The social skills interventions were described as: 1) social skills training, 2) cognitive behavioural therapy, 3) multimodal behavioural/psychosocial therapy, 4) child life and attention skills treatment, 5) life skills training, 6) the "challenging horizon programme", 7) verbal self-instruction, 8) meta-cognitive training, 9) behavioural therapy, 10) behavioural and social skills treatment, and 11) psychosocial treatment. The control interventions were no intervention or waiting list.

The duration of the interventions ranged from five weeks to two years. We considered the content of the social skills interventions to be comparable and based on a cognitive-behavioural model. Most of the trials compared child social skills training or parent training combined with medication versus medication alone. Some of the experimental interventions also included teacher consultations.

More than half of the trials were at high risk of bias for generation of the allocation sequence and allocation concealment. No trial reported on blinding of participants and personnel. Most of the trials did not report on differences between groups in medication for comorbid disorders. We used all eligible trials in the meta-analyses, but downgraded the certainty of the evidence to low or very low.

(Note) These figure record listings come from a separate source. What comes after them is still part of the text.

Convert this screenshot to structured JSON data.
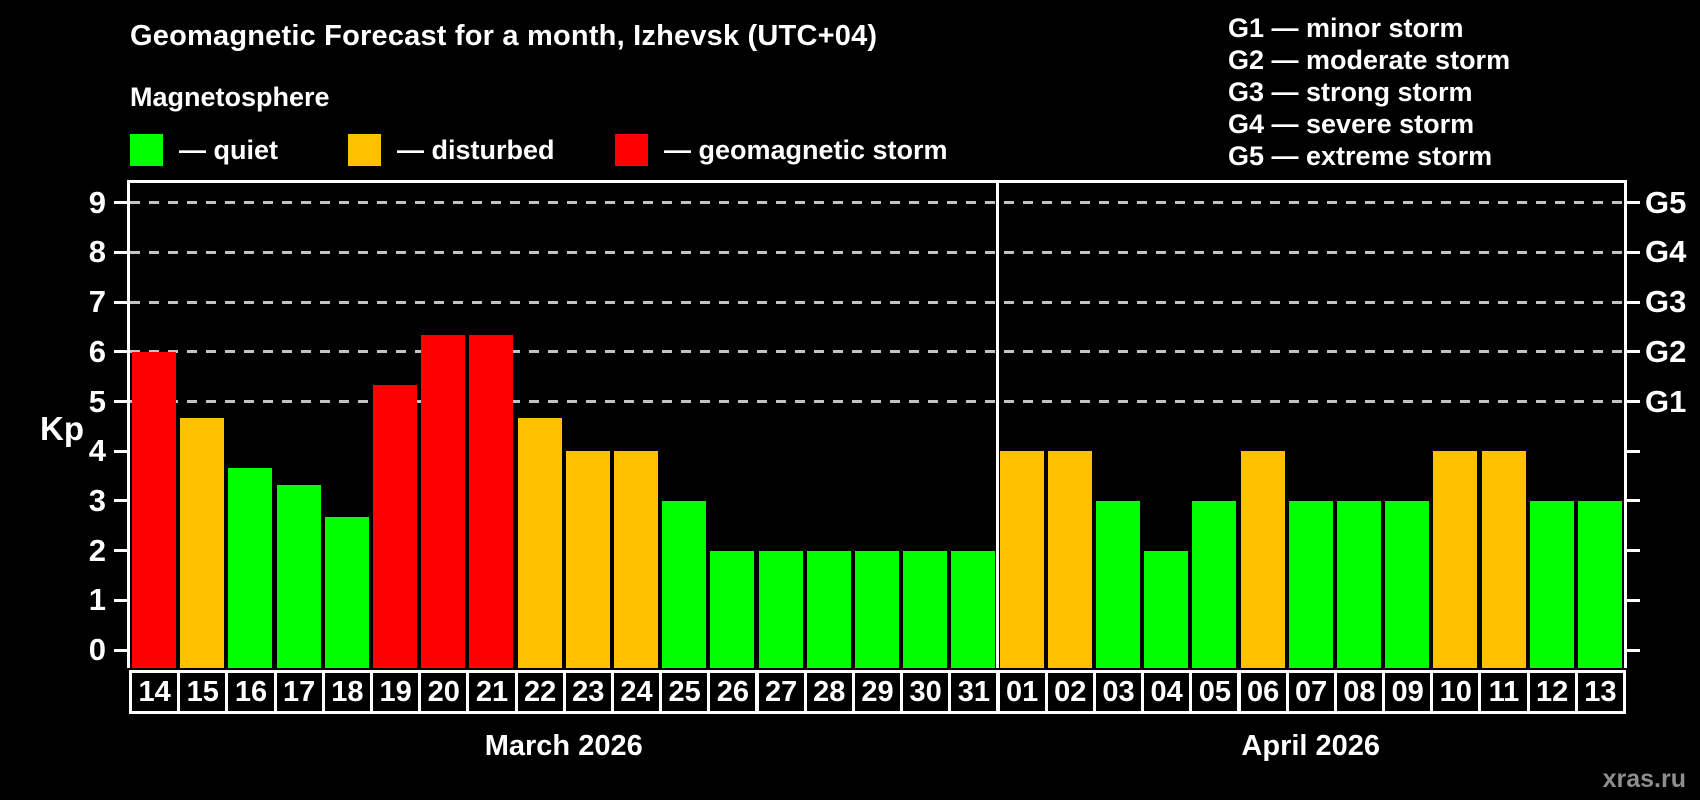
{
  "header": {
    "title": "Geomagnetic Forecast for a month, Izhevsk (UTC+04)",
    "subtitle": "Magnetosphere",
    "legend": [
      {
        "key": "quiet",
        "label": "— quiet",
        "color": "#00ff00"
      },
      {
        "key": "disturbed",
        "label": "— disturbed",
        "color": "#ffc000"
      },
      {
        "key": "storm",
        "label": "— geomagnetic storm",
        "color": "#ff0000"
      }
    ],
    "g_legend": [
      "G1 — minor storm",
      "G2 — moderate storm",
      "G3 — strong storm",
      "G4 — severe storm",
      "G5 — extreme storm"
    ]
  },
  "chart_data": {
    "type": "bar",
    "ylabel": "Kp",
    "ylim": [
      0,
      9
    ],
    "yticks": [
      0,
      1,
      2,
      3,
      4,
      5,
      6,
      7,
      8,
      9
    ],
    "grid_levels": [
      5,
      6,
      7,
      8,
      9
    ],
    "grid_style": "dashed",
    "right_axis_labels": [
      {
        "kp": 9,
        "label": "G5"
      },
      {
        "kp": 8,
        "label": "G4"
      },
      {
        "kp": 7,
        "label": "G3"
      },
      {
        "kp": 6,
        "label": "G2"
      },
      {
        "kp": 5,
        "label": "G1"
      }
    ],
    "colors": {
      "quiet": "#00ff00",
      "disturbed": "#ffc000",
      "storm": "#ff0000"
    },
    "months": [
      {
        "label": "March 2026",
        "days": [
          {
            "day": "14",
            "kp": 6.0,
            "status": "storm"
          },
          {
            "day": "15",
            "kp": 4.67,
            "status": "disturbed"
          },
          {
            "day": "16",
            "kp": 3.67,
            "status": "quiet"
          },
          {
            "day": "17",
            "kp": 3.33,
            "status": "quiet"
          },
          {
            "day": "18",
            "kp": 2.67,
            "status": "quiet"
          },
          {
            "day": "19",
            "kp": 5.33,
            "status": "storm"
          },
          {
            "day": "20",
            "kp": 6.33,
            "status": "storm"
          },
          {
            "day": "21",
            "kp": 6.33,
            "status": "storm"
          },
          {
            "day": "22",
            "kp": 4.67,
            "status": "disturbed"
          },
          {
            "day": "23",
            "kp": 4.0,
            "status": "disturbed"
          },
          {
            "day": "24",
            "kp": 4.0,
            "status": "disturbed"
          },
          {
            "day": "25",
            "kp": 3.0,
            "status": "quiet"
          },
          {
            "day": "26",
            "kp": 2.0,
            "status": "quiet"
          },
          {
            "day": "27",
            "kp": 2.0,
            "status": "quiet"
          },
          {
            "day": "28",
            "kp": 2.0,
            "status": "quiet"
          },
          {
            "day": "29",
            "kp": 2.0,
            "status": "quiet"
          },
          {
            "day": "30",
            "kp": 2.0,
            "status": "quiet"
          },
          {
            "day": "31",
            "kp": 2.0,
            "status": "quiet"
          }
        ]
      },
      {
        "label": "April 2026",
        "days": [
          {
            "day": "01",
            "kp": 4.0,
            "status": "disturbed"
          },
          {
            "day": "02",
            "kp": 4.0,
            "status": "disturbed"
          },
          {
            "day": "03",
            "kp": 3.0,
            "status": "quiet"
          },
          {
            "day": "04",
            "kp": 2.0,
            "status": "quiet"
          },
          {
            "day": "05",
            "kp": 3.0,
            "status": "quiet"
          },
          {
            "day": "06",
            "kp": 4.0,
            "status": "disturbed"
          },
          {
            "day": "07",
            "kp": 3.0,
            "status": "quiet"
          },
          {
            "day": "08",
            "kp": 3.0,
            "status": "quiet"
          },
          {
            "day": "09",
            "kp": 3.0,
            "status": "quiet"
          },
          {
            "day": "10",
            "kp": 4.0,
            "status": "disturbed"
          },
          {
            "day": "11",
            "kp": 4.0,
            "status": "disturbed"
          },
          {
            "day": "12",
            "kp": 3.0,
            "status": "quiet"
          },
          {
            "day": "13",
            "kp": 3.0,
            "status": "quiet"
          }
        ]
      }
    ]
  },
  "watermark": "xras.ru"
}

We found no clinically relevant treatment effect of social skills interventions on the primary outcome measures: teacher-rated social skills at end of treatment (standardised mean difference (SMD) 0.11, 95% confidence interval (CI) 0.00 to 0.22; 11 trials, 1271 participants; I2 = 0%; P = 0.05); teacher-rated emotional competencies at end of treatment (SMD −0.02, 95% CI −0.72 to 0.68; two trials, 129 participants; I2 = 74%; P = 0.96); or on teacher-rated general behaviour (SMD −0.06 (negative value better), 95% CI −0.19 to 0.06; eight trials, 1002 participants; I2 = 0%; P = 0.33). The effect on the primary outcome, teacher-rated social skills at end of treatment, corresponds to a MD of 1.22 points on the social skills rating system (SSRS) scale (95% CI 0.09 to 2.36). The minimal clinical relevant difference (10%) on the SSRS is 10.0 points (range 0 to 102 points on SSRS).

We found evidence in favour of social skills training on teacher-rated core ADHD symptoms at end of treatment for all eligible trials (SMD −0.26, 95% CI −0.47 to −0.05; 14 trials, 1379 participants; I2= 69%; P = 0.02), but the finding is questionable due to lack of support from sensitivity analyses, high risk of bias, lack of clinical significance, high heterogeneity, and low certainty.

The studies did not report any serious or non-serious adverse events.